Submit a video, and can confirm.
I actually took video last week and after watching it I feel like the reason I felt my arm dragging was because of my back knee collapsing and everything after that flying open. It was recommended to me that a way to solve this to is have more trunk lean, which would cause my center of mass to go to my hips, and not my back knee. But since I have been getting more trunk lean I feel that I am even more out of line and that my back knee is still collapsing. I was wondering what your guys thoughts were on this and if you possibly had any idea on how to help me. I will also add a link to the videos I shot. https://www.youtube.com/channe...exqsdzvMCGt1-IC6uPhA
I think the big reason your balls are sailing is your front foot is landing what looks like 10-12 inches to the left of where your back foot is when you stride. Draw a line straight from where your back foot is on the rubber toward home plate. Or use athletic tape if indoors. Really focus on how stepping straight feels vs stepping the way you are right now. Stepping straight you will feel it in your abs, your core. The way you are throwing you are going to feel strain on your back muscles.

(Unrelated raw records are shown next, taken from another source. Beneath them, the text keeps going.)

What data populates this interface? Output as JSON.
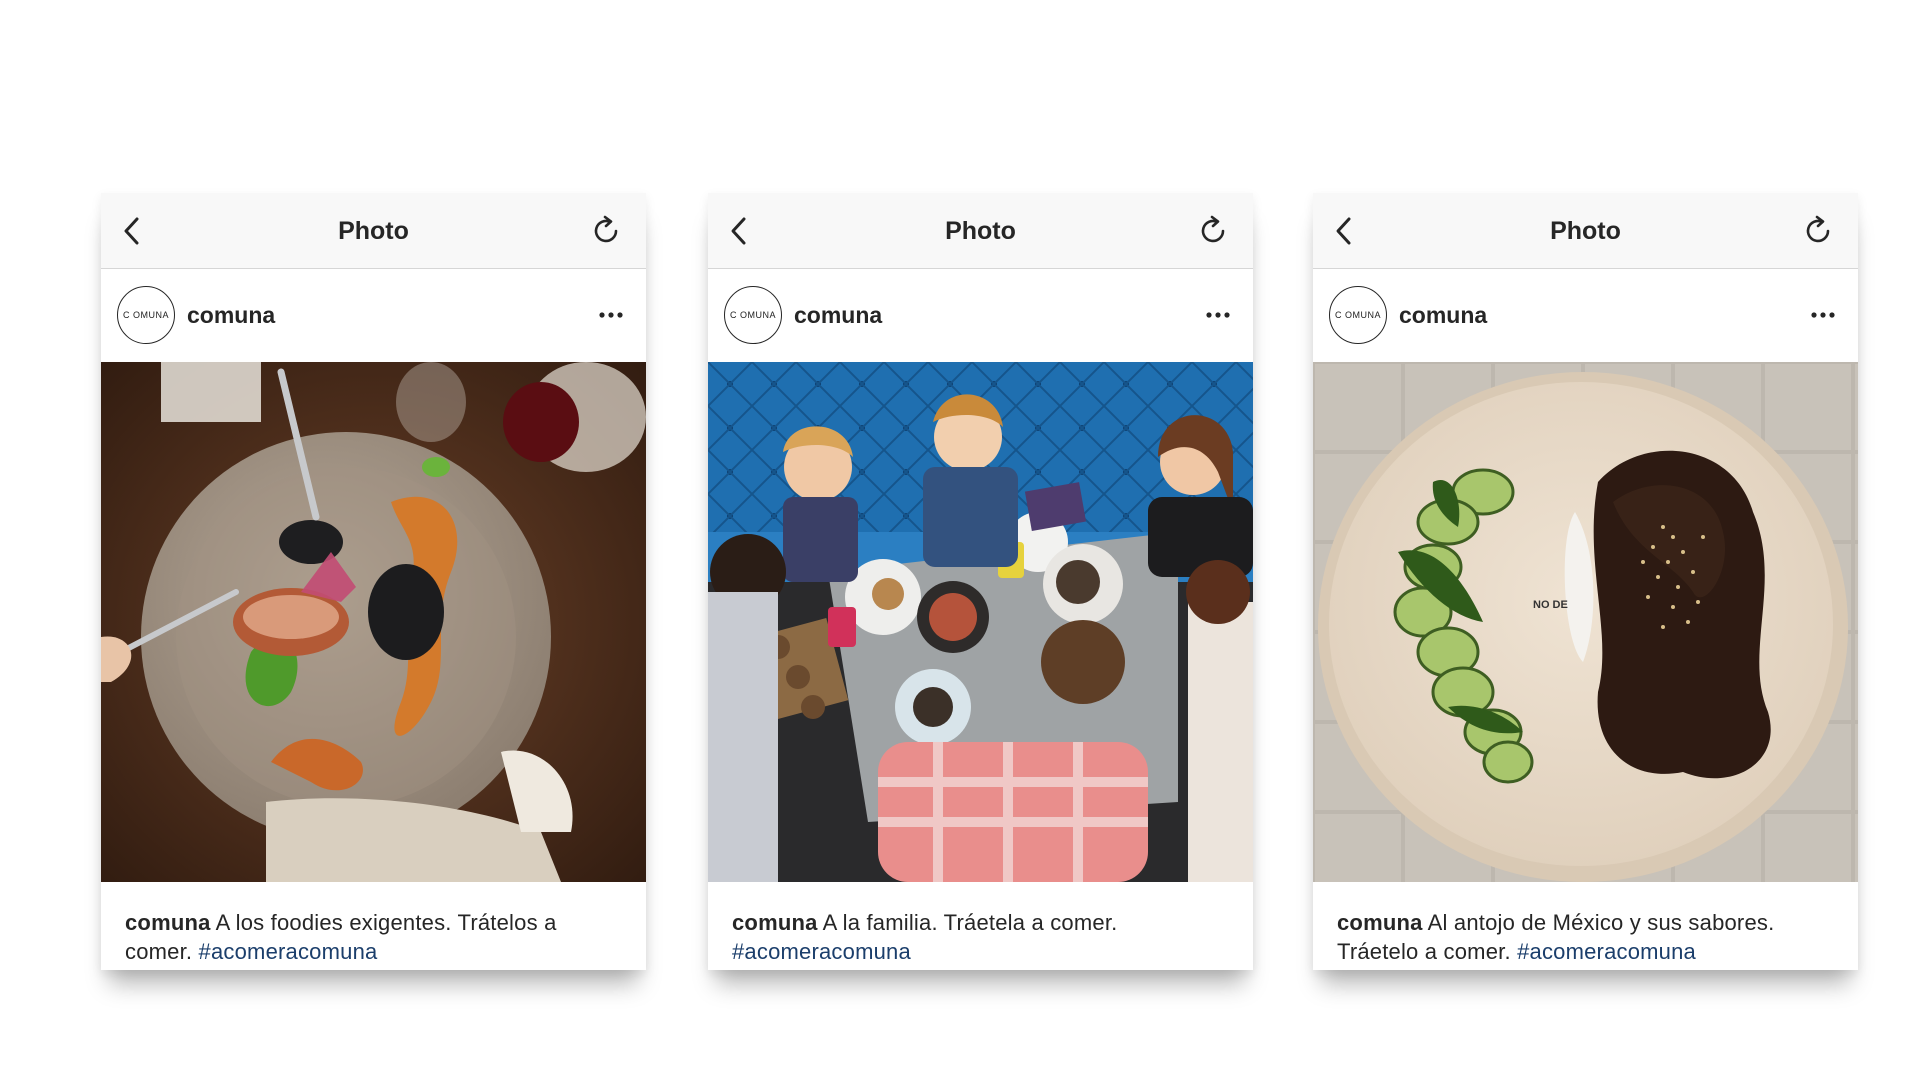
{
  "posts": [
    {
      "topbar_title": "Photo",
      "avatar_text": "C OMUNA",
      "username": "comuna",
      "caption_user": "comuna",
      "caption_text": " A los foodies exigentes. Trátelos a comer. ",
      "hashtag": "#acomeracomuna"
    },
    {
      "topbar_title": "Photo",
      "avatar_text": "C OMUNA",
      "username": "comuna",
      "caption_user": "comuna",
      "caption_text": " A la familia. Tráetela a comer. ",
      "hashtag": "#acomeracomuna"
    },
    {
      "topbar_title": "Photo",
      "avatar_text": "C OMUNA",
      "username": "comuna",
      "caption_user": "comuna",
      "caption_text": " Al antojo de México y sus sabores. Tráetelo a comer. ",
      "hashtag": "#acomeracomuna"
    }
  ],
  "photo3_plate_text": "NO DE",
  "icons": {
    "back": "chevron-left-icon",
    "refresh": "refresh-icon",
    "more": "more-horizontal-icon"
  },
  "colors": {
    "topbar_bg": "#f8f8f8",
    "text": "#262626",
    "hashtag": "#1b3e6b"
  }
}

So yes, your arm is going to drag, your front side is going to be soft, your core, hips, and legs are going to be used minimally, if at all, you arent going to be following through and really exploding toward the plate. You are consistently going to struggle keeping the ball down and you are going to lose a lot of velocity. Your weight is falling toward the first baseline.

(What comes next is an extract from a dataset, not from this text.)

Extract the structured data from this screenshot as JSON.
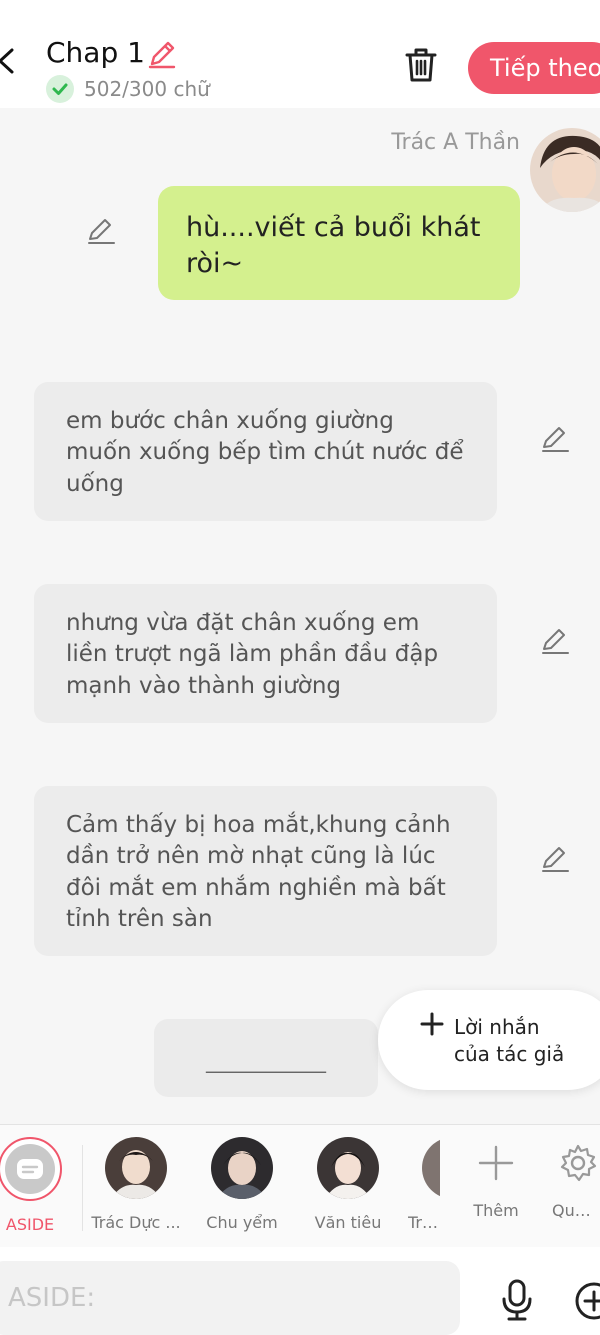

when your bottom half is off and lazy, everything else will follow the same. There were a few other things I saw (the others may want a side view too) but I would really work on fixing your landing spot first and foremost and then reassess everything else once u get that straightened out
You are not flying open. Take a look at your front bullpen shot. At :30 in you can stop on a frame where your front foot lands. Two problems here. One, as mentioned above, you're off line. The bigger problem is that your hips are completely closed. At footstrike, your shoulders should be completely closed, but your front hisp open. Neither your back hip nor your shoulders should begin firing until your front foot completely strikes the ground. You get absolutely no hip/shoulder separation. Here's where BFS and I disagree and I also disagree with most common instruction. It does not matter how you get the hips open, just that the hips are open and the upper body closed at footstrike. here is Tim Lincecum at footstrike (actually a split second before):
Look where his hips are. Now look where your hips are. Now take a look at that front shot again. Look at your knee. See how it is pointing off toward first base? It should be pointing stright at the plate. What happens with you is that you don't get your hips opened up, so as you begin shoulder rotation, your knee is still drifting into that straight base position. This means you are not firing from a solid base, as you should be, but rather from a shifting, rotating platform (your front leg). Take this one step at a time. First, find a way to get the hips opened up at footstrike and take care of that off-kilter stride - stride straight from your back foot. Once you have this, you may find you have a tendency to start your shoulder rotation early, so now you'll have to develop some mechanism for holding shoulder rotation back until footstrike. One step at a time.